Глянула на небо. Вот через эти крыши, через эти деревья долетал сюда Костин голос. Ах, денек-то какой погожий! Вынырнувший из белого облака реактивный самолет тянет через все небо раскручивающуюся нить… А какие красивые глаза у этой девушки — весенние, другого слова не подберешь! Почему она так смотрит на меня, словно чему-то завидует?
Нина сняла с шеи шарфик и подала его девушке.
— Возьмите!
— Зачем? — удивилась девушка.
— Очень идет к вашим глазам.
Нина была уже метрах в ста от крыльца, когда девушка, не сразу опомнившись, побежала вслед, размахивая голубым шарфиком и крича:
— Все прямо и прямо по шоссе! Спасибо вам! Спасибо-о!..

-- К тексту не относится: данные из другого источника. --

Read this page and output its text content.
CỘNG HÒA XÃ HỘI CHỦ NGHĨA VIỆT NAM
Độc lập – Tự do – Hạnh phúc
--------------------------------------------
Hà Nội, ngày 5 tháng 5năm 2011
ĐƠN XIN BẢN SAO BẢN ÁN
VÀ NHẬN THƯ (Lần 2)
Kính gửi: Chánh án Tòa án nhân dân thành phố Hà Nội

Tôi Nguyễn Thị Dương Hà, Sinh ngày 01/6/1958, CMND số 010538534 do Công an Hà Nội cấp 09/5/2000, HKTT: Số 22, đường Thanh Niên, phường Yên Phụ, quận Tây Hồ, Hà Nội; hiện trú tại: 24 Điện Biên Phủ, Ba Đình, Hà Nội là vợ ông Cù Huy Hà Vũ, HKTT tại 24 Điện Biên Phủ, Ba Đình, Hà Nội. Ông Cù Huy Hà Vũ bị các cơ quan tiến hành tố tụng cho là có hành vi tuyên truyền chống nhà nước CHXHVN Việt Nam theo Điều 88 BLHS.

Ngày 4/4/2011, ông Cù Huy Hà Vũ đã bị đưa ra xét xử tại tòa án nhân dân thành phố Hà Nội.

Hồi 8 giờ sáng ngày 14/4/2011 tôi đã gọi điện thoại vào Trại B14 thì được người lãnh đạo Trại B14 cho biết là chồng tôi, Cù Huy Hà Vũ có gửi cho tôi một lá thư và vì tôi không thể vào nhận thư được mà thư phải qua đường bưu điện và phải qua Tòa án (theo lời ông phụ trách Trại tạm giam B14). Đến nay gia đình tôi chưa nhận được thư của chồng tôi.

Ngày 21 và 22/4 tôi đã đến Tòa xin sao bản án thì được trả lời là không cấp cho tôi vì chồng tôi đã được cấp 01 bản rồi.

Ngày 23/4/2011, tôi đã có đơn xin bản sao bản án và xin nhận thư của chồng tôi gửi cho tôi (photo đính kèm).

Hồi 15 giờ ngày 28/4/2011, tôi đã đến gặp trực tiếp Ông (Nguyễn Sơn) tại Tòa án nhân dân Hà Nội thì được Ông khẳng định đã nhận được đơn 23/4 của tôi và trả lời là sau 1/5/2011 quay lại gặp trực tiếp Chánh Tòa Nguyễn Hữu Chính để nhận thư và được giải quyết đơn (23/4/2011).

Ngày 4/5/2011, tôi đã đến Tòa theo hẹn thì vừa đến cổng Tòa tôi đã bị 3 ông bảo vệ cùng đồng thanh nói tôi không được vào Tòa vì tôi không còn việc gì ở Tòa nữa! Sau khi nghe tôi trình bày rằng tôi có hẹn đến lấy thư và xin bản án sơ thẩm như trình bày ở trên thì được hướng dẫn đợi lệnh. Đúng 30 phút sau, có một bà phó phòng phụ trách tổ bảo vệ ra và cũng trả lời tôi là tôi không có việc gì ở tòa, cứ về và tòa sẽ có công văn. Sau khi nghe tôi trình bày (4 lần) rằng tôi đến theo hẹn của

Накалившийся на солнце железный конек, фырча, мчал ее мимо бревенчатых и каменных домов, взлетел на холм, где под раскидистыми березами кривились кресты и белела полуразрушившаяся кладбищенская церковь. Встречный ветер гонит седую пыль, поднятую грузовиками. По тропинке бредет старик с палкой, девочка с туеском собирает землянику возле берез. Березы кряжистые, екатерининских времен. У некоторых выжжены дупла — то ли молниями, то ли мальчишками-пастухами. Сидит на вершине ворон и словно ударяет клювом по металлической пластинке.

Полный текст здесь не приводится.